Nine

33.9K 2.6K 87
                                    

THERESA POV

Aku mengusap wajah gusar menunggu Ally yang tidak kunjung pulang padahal sudah hampir pukul sebelas malam. Kemana dia?! Anak itu, suka sekali membuatku khawatir. Berkali-kali sudah ku hubungi ponselnya namun tidak diangkat, apa yang sedang dia lakukan? Sepenting itukah? Atau seseru itukah hingga dia tidak bisa mengabariku barang sejenak? Aku benar-benar dilanda gelisah, Ally tidak pernah begini sebelumnya. Ya Tuhan, aku bisa gila memikirkannya.

Aku menghempaskan tubuhku ke sofa, menarik nafas panjang untuk menenangkan diriku sendiri. Aku harus yakin Ally pasti baik-baik saja, dia mungkin hanya kesal karena aku pergi dengan Nick. Iya, benar, dia hanya sedang kesal. Dia akan segera kembali lalu memelukku dengan hangat. Ally pasti pulang. Dia tidak mungkin tega meninggalkanku sendiri di rumahnya, walaupun di samping rumahnya itu ada rumahku. Sebentar lagi, batinku. Jangan berpikir yang tidak-tidak Theresa! Sekuat tenaga aku menghalau segala pikiran buruk yang mendatangi otakku.

Sampai akhirnya aku mendengar suara mobil berhenti di halaman rumah, dengan cepat aku berlari dan membuka pintu. Aku sudah menyiapkan segala omelan yang akan kulontarkan pada Ally karena telah membuatku khawatir, namun itu semua sirna saat kulihat Edwin membopong tubuh Ally yang terkulai lemas dengan Dino yang mengikuti di belakangnya. Aku bungkam, tidak tahu harus berkata apa. Tapi tanganku dengan cekatan membuka pintu lebih lebar agar mereka bisa masuk.

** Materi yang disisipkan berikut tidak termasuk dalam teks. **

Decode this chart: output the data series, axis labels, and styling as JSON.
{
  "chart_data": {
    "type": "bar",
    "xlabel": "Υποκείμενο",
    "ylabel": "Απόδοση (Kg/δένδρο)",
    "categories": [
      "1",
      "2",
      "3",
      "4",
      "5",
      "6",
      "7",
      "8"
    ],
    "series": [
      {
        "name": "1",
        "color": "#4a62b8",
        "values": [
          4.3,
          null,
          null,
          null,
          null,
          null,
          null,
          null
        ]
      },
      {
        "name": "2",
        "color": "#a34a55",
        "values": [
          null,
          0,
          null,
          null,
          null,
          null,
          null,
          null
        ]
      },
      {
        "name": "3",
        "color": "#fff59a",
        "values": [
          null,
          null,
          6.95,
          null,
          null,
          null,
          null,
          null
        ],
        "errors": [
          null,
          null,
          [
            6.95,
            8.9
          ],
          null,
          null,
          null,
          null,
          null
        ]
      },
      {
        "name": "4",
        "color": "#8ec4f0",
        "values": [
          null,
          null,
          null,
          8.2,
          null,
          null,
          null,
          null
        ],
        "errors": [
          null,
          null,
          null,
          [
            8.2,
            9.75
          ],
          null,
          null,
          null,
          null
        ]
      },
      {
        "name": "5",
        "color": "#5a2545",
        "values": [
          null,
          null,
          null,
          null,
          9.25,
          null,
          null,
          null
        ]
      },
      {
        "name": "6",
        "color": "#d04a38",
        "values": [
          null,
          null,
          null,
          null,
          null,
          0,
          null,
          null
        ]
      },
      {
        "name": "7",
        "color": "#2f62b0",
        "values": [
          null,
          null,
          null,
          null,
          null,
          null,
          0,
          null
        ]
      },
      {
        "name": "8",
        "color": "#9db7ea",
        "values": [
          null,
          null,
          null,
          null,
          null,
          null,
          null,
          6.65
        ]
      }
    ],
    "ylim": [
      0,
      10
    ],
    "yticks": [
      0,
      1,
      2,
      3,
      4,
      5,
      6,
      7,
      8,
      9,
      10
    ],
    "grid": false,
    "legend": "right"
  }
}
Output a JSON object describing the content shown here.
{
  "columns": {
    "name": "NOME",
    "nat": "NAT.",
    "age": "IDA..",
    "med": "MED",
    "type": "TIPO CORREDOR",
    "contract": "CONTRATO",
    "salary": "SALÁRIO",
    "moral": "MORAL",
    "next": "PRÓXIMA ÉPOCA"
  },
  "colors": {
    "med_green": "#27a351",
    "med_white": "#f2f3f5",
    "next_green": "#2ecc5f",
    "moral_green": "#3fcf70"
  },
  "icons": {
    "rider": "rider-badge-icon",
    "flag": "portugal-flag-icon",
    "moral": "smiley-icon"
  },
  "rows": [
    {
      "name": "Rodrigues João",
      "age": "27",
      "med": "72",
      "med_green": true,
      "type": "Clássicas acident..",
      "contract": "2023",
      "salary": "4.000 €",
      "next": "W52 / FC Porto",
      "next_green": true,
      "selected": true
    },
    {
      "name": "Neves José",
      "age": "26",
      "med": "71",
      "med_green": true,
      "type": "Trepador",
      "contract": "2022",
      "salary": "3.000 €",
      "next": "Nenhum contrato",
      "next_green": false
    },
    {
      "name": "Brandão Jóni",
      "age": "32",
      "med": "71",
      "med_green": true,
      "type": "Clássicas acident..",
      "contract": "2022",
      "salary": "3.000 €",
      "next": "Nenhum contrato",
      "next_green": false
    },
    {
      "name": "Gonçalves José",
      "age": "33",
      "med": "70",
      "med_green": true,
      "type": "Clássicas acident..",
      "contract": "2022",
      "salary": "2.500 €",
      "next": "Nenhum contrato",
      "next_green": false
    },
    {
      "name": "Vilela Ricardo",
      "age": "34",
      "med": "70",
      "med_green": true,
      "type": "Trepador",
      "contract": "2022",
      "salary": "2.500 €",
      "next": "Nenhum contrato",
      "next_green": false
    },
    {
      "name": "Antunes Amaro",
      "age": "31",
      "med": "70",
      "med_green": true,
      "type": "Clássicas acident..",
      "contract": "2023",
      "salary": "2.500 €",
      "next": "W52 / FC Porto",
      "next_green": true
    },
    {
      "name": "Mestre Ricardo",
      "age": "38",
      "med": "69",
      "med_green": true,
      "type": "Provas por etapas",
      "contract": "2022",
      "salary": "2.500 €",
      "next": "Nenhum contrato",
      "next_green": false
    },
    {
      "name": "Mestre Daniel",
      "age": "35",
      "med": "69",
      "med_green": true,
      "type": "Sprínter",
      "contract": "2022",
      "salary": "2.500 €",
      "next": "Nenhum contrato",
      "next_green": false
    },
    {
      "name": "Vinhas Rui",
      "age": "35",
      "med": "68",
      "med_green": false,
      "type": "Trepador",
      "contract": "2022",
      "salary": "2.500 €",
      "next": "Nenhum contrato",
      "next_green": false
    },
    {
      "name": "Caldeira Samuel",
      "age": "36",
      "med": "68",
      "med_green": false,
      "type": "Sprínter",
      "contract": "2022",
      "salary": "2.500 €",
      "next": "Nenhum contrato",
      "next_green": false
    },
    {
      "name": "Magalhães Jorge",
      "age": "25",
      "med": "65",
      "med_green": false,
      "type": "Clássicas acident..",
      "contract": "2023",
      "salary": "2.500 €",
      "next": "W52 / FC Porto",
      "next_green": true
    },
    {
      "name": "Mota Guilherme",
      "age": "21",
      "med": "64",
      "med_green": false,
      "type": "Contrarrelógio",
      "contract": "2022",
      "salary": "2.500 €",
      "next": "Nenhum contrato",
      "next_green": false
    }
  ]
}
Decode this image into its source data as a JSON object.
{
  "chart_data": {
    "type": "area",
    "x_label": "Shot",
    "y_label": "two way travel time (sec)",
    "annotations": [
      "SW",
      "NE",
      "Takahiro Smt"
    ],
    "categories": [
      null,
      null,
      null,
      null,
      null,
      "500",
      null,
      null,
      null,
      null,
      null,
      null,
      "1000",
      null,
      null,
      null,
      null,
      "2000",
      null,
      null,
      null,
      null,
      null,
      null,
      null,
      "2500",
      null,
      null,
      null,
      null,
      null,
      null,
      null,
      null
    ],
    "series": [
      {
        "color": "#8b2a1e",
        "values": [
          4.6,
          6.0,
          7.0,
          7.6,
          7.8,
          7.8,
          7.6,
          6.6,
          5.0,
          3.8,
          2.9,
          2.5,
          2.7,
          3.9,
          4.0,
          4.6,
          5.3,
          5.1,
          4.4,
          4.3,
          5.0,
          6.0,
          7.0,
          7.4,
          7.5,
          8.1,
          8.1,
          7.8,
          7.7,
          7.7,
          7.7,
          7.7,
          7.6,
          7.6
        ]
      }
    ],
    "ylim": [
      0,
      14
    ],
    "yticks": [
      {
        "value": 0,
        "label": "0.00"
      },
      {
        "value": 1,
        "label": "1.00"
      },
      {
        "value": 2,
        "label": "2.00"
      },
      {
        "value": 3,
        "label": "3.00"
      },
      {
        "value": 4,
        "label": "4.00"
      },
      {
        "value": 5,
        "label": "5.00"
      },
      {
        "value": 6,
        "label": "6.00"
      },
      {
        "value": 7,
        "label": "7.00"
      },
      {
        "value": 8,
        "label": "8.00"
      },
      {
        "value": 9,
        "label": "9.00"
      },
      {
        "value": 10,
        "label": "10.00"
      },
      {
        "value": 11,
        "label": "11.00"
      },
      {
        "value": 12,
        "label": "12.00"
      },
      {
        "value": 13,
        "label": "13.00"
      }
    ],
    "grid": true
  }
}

Edwin melewatiku begitu saja, dia terburu-buru menaiki tangga dengan wajah cemas.

"Tunggu!" Aku menahan Dino yang ingin menyusul, "Ally kenapa?"

Aku mengguncang lengan Dino pelan, menatapnya lekat-lekat agar jujur padaku. Karena terkadang saat Ally melakukan kesalahan Edwin dan Dino menutupi kesalahannya, kali ini aku tidak menerima kebohongan setelah melihat kondisi Ally yang membuat hatiku sakit.

"Gue.. Gue nggak tau, kak," jawabnya terdengar ragu. Aku mencengkram erat lengannya.

"Jujur, Dino! Dia habis ngapain?!"

"Kak..." Dia memelas, "gue ga berhak ngasih tau lo, mending lo tanya langsung sama anaknya"

"Ally nyembunyiin sesuatu?"

"Emm.. Mungkin? Gue baru tau dikit"

"Apa yang lo tau?"

"Rahasia. Gue aja taunya dari Edwin, Ally malah nggak ngasih tau gue"

"Edwin bilang apa?"

"Tanya sendiri! Udah deh, mendingan kita liat gimana Ally sekarang!"

Aku membiarkan Dino berjalan pergi ke lantai atas. Sementara aku masih diam di tempat menahan segala perasaan yang kurasakan. Aku marah, kecewa, sedih, khawatir, takut, semua menjadi satu. Ally selalu begini. Dia tidak pernah mau menceritakan hal buruk yang sedang menimpanya, dia hanya ingin berbagi kebahagiaan tanpa mau berbagi kesedihan denganku. Aku tidak suka, rasanya seperti dia tidak membutuhkanku dan itu menyakitiku. Aku berada di sisinya, bukan hanya untuk bersenang-senang dengannya, tapi juga merasakan kesedihan yang dia rasakan. Demi Tuhan aku menyayanginya, aku tidak ingin hal buruk terjadi padanya.

Sebelumnya aku tidak pernah sepeduli ini pada orang lain, bahkan keluargaku saja tidak kuperhatikan sebagaimana aku memperhatikan Ally. Anak nakal itu.. Aku tidak bisa membayangkan jika hidup tanpa dirinya. Mungkin aku lebih memilih mati daripada menjalani hari tanpa dia di sisiku.

Aku menghembuskan nafas berat, lalu dengan gontai melangkahkan kakiku menuju kamar Ally. Melihat dia dalam kondisi tidak baik adalah salah satu hal yang kubenci.

Cklek.

Aku membuka pintu kamar mendapati Edwin dan Dino berdiri dalam diam sambil memandangi Ally yang tidak sadarkan diri. Mereka bahkan tidak mau repot-repot menoleh ke belakang dan memilih mengabaikan kehadiranku.